So usually when I have a deep upset feeling, something that scares me, or makes my heart hurt, I push it as deep inside of me as I can. I thought this time I would take that hurt and lay it out and see if it makes any sense once I type it. Then once I read it.
I ask my husband from time to time, pretty much every time we are around children, “do you want children.” His response is always vaguely the same, “not right now,” or “someday.” Then he looks as me and asks me and I just agree with whatever he says always adding, “but maybe never.” A few months ago when I went to the doctors it was to find out what was going on with me, because if we were going to try and have a baby I wanted to be in peak health first.
Well, as the story goes I was getting worse as I was doing physical therapy, and finally after many tests I was diagnosed with Fibromyalgia. I have always been on the fence about children, more leaning towards not having any, for most of my adult life. I questioned always if I would be a good mother, and even worse if I could be as selfless as you have to be. I take being a parent very seriously, and have thought it through and through so many times, always walking the fine line of should I be a parent?

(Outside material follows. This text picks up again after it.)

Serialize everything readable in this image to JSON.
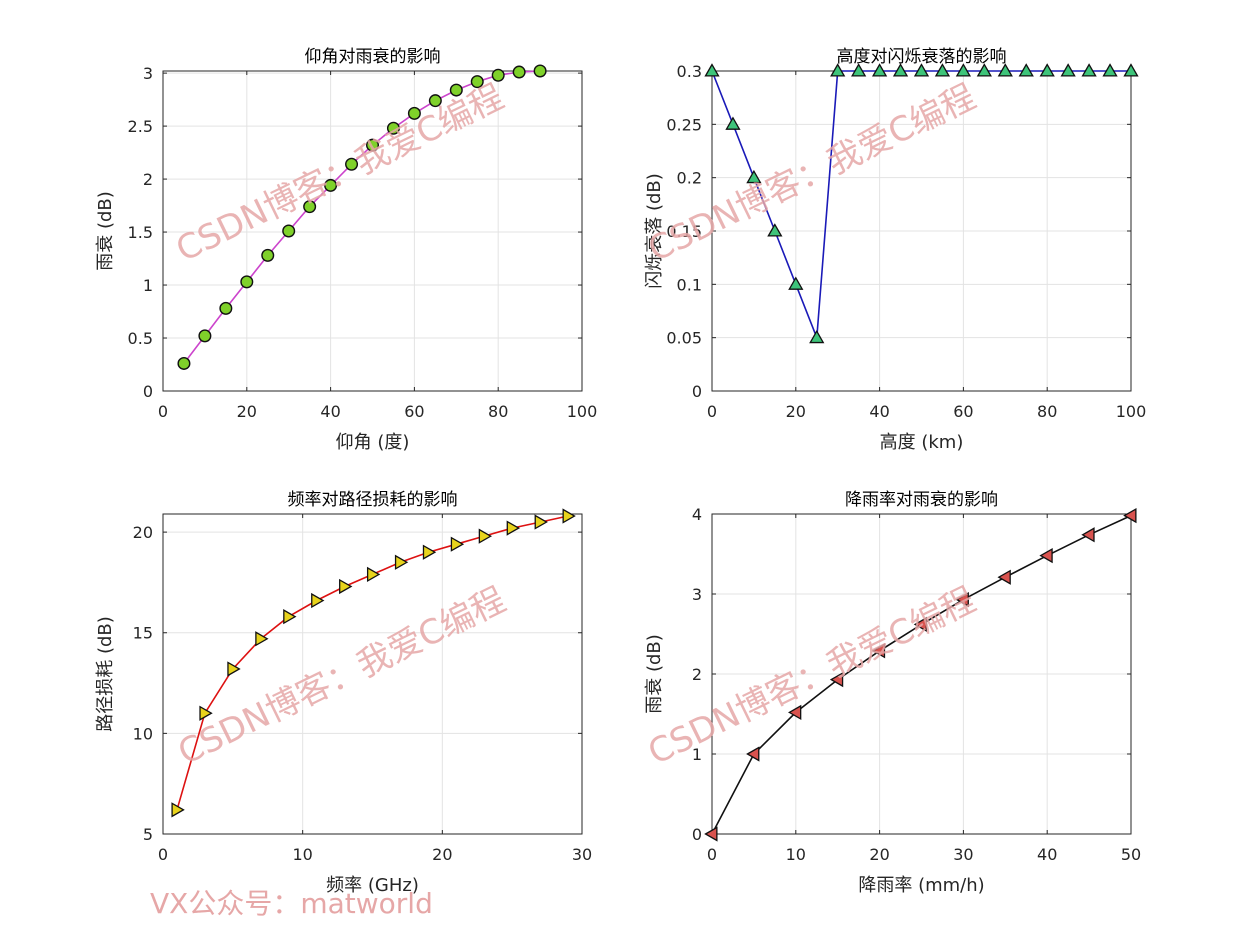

So when the doctor said about how people can just wake up one day, and be unable to get out of bed for a year, this has really stung me. I feel so burdened to the core and more confused than ever. I mean, isn’t this what I wanted? To not feel weird that I didn’t have children, or come off as cold and heartless, but that I have a medical real reason to be scared? Should this not be the sigh of relief that I was looking for?! It’s out of my hands!
But the other night Michael says, “it’s not fair that you don’t tell me if you really want children or not,” since I always agree with him. But today, on my birthday, getting a year older, and closer to the time when having a child will not be as much of a choice anymore, I feel sad. Sure I say how they are too much work, because let’s be honest children are a lot of work! Maybe I have shaped my opinion on not having a child based on how I haven’t felt strong enough in years. There are too many maybes. But when I see how much my nieces and nephew bring such light in their parent’s eyes, I always leave with a slight ache in my heart that I won’t ever have that.
I have no idea what I’m going to do. I guess that’s good, because it means I haven’t said no completely. But when you have a child, you have to get out of bed. So now as I read this, and look at my computer I think, wow, I don’t think you are wrong for not knowing what to do. I think I’m right to be scared and unsure. But today is my birthday, so I’m going to put that out of my head and go see a movie because there is no point in worrying about anything other than if I want extra butter on my popcorn today.